2. REGISTRATIE EN UITGIFTE KIPNUMMERS Artikel 2 1.
De ondernemer die 250 of meer stuks pluimvee houdt of handelt in pluimvee registreert zich bij het productschap. De ondernemer die reeds is geregistreerd op basis van de Verordening registratie en verstrekking van gegevens (PPE) 2003, wordt geacht tevens te zijn geregistreerd conform onderhavige verordening.
2.
Nadat registratie heeft plaatsgevonden als bedoeld in het eerste lid, kent het productschap, voor elke bedrijfslocatie van het door de ondernemer uitgeoefende pluimveebedrijf, een KIPnummer toe aan de ondernemer.
3.
Ten behoeve van de toekenning van het KIPnummer als bedoeld in het tweede lid, verstrekt de ondernemer tenminste de volgende gegevens aan het productschap: a. b. c. d. e. f. g.

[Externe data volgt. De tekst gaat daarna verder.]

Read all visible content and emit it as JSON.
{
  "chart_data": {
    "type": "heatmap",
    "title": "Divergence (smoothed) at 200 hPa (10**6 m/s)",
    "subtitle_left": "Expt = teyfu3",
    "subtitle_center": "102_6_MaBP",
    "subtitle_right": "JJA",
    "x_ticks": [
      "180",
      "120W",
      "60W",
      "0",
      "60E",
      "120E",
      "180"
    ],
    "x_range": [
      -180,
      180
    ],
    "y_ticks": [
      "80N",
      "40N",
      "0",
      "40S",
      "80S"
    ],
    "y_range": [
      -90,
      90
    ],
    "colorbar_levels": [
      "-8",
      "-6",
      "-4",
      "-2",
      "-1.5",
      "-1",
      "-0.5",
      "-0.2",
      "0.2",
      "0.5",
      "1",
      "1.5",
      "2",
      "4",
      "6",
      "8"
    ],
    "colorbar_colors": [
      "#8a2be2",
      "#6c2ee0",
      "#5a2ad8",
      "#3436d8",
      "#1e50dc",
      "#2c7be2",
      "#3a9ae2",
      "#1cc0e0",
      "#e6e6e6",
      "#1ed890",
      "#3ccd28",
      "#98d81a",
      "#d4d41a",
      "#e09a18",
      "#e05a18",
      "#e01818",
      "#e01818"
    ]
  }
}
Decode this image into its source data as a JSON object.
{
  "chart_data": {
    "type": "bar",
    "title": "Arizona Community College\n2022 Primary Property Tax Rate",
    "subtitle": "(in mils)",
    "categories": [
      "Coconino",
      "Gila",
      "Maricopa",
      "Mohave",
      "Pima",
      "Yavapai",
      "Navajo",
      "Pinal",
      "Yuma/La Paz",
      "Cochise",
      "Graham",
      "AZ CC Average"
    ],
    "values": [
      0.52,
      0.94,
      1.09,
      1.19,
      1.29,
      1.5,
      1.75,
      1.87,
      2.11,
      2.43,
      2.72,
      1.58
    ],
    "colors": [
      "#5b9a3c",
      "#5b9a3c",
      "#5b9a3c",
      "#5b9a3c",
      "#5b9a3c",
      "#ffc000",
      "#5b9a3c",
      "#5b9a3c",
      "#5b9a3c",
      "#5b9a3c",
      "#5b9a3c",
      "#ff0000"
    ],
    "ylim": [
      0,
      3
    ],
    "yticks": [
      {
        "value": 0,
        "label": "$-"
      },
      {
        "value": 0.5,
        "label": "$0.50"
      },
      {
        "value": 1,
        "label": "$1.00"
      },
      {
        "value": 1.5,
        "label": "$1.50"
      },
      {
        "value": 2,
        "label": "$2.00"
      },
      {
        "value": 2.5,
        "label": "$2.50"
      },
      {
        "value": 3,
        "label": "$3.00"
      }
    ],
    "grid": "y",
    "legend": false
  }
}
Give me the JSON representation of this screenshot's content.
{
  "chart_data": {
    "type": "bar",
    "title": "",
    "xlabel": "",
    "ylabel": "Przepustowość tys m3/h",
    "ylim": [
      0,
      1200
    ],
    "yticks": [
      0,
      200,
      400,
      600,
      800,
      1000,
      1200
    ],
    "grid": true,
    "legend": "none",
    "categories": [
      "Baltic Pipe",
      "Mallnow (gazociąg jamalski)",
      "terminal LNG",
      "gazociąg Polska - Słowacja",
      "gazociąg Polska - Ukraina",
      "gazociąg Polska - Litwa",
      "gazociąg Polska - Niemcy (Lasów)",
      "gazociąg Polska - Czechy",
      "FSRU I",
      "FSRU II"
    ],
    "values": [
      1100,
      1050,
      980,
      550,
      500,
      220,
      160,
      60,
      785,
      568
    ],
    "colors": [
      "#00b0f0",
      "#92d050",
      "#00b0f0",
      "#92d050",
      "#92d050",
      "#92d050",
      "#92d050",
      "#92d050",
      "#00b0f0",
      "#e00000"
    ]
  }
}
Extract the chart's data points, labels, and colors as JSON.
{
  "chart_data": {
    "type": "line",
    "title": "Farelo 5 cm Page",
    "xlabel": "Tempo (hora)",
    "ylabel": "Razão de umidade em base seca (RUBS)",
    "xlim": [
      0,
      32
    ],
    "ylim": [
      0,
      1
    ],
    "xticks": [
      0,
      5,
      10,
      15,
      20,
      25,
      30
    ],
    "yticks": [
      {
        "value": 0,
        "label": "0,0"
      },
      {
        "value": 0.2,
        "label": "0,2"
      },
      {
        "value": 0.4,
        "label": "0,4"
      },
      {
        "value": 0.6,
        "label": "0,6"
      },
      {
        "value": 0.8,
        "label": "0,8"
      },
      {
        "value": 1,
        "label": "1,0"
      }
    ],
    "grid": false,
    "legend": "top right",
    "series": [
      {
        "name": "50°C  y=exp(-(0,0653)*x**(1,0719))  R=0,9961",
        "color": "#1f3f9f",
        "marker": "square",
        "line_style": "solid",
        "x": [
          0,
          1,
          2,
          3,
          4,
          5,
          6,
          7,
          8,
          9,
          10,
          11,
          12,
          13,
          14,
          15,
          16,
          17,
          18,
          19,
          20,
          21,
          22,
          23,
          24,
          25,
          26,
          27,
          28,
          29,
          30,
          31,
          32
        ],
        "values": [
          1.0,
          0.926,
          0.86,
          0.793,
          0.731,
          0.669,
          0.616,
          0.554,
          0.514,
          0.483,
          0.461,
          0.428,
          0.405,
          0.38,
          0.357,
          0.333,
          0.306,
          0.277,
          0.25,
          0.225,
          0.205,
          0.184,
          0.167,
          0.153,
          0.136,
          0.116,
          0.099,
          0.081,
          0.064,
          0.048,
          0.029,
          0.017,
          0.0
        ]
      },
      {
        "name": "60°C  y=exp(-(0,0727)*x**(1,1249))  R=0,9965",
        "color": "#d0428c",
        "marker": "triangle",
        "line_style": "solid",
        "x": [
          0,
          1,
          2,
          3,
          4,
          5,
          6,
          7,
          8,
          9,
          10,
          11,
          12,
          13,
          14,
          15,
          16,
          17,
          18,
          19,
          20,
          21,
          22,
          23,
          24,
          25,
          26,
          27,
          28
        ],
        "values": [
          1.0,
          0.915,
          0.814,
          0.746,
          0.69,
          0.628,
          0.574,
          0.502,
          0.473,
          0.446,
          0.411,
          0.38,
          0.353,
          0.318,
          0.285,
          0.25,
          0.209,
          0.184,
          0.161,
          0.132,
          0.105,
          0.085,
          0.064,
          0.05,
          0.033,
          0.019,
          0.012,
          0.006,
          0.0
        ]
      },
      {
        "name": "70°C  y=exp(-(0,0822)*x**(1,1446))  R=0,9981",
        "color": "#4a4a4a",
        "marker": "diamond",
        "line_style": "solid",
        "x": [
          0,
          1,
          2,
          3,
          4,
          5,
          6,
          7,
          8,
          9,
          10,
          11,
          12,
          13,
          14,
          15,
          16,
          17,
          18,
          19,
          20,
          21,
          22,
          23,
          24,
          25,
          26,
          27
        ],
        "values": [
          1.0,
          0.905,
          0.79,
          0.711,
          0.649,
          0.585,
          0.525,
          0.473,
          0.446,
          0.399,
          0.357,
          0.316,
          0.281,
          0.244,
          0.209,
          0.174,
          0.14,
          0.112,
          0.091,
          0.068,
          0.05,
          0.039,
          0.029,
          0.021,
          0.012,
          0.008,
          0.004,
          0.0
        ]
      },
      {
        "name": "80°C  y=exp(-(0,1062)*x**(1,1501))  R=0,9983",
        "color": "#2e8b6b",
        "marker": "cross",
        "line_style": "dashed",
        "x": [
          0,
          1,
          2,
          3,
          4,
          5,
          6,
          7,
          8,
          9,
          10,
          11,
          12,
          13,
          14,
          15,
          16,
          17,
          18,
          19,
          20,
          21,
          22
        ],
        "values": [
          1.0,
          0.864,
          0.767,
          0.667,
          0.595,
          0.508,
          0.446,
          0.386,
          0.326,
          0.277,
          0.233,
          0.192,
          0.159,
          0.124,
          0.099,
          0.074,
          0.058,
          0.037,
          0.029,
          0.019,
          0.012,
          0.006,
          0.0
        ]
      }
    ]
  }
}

de naam, voornamen, geboortedatum, adres en e-mailadres van de ondernemer; de rechtsvorm en de datum van oprichting van het pluimveebedrijf, alsmede indien van toepassing het door de Kamer van Koophandel aan de onderneming ingevolge de Handelsregisterwet toegekende unieke nummer; het adres van de bedrijfslocatie(s) van het pluimveebedrijf; het soort, de categorie en het type pluimvee dat door het betreffende pluimveebedrijf wordt gehouden of verhandeld; het type inrichting van het betreffende pluimveebedrijf; de maximumcapaciteit en de houderijvorm per stal; het nummer en/of de aanduiding van de stal.
4.
Het KIPnummer dat is toegekend aan de ondernemer als bedoeld in het tweede lid, kan worden ingetrokken door het productschap indien is gebleken dat de betreffende ondernemer niet langer het pluimveebedrijf uitoefent.
5.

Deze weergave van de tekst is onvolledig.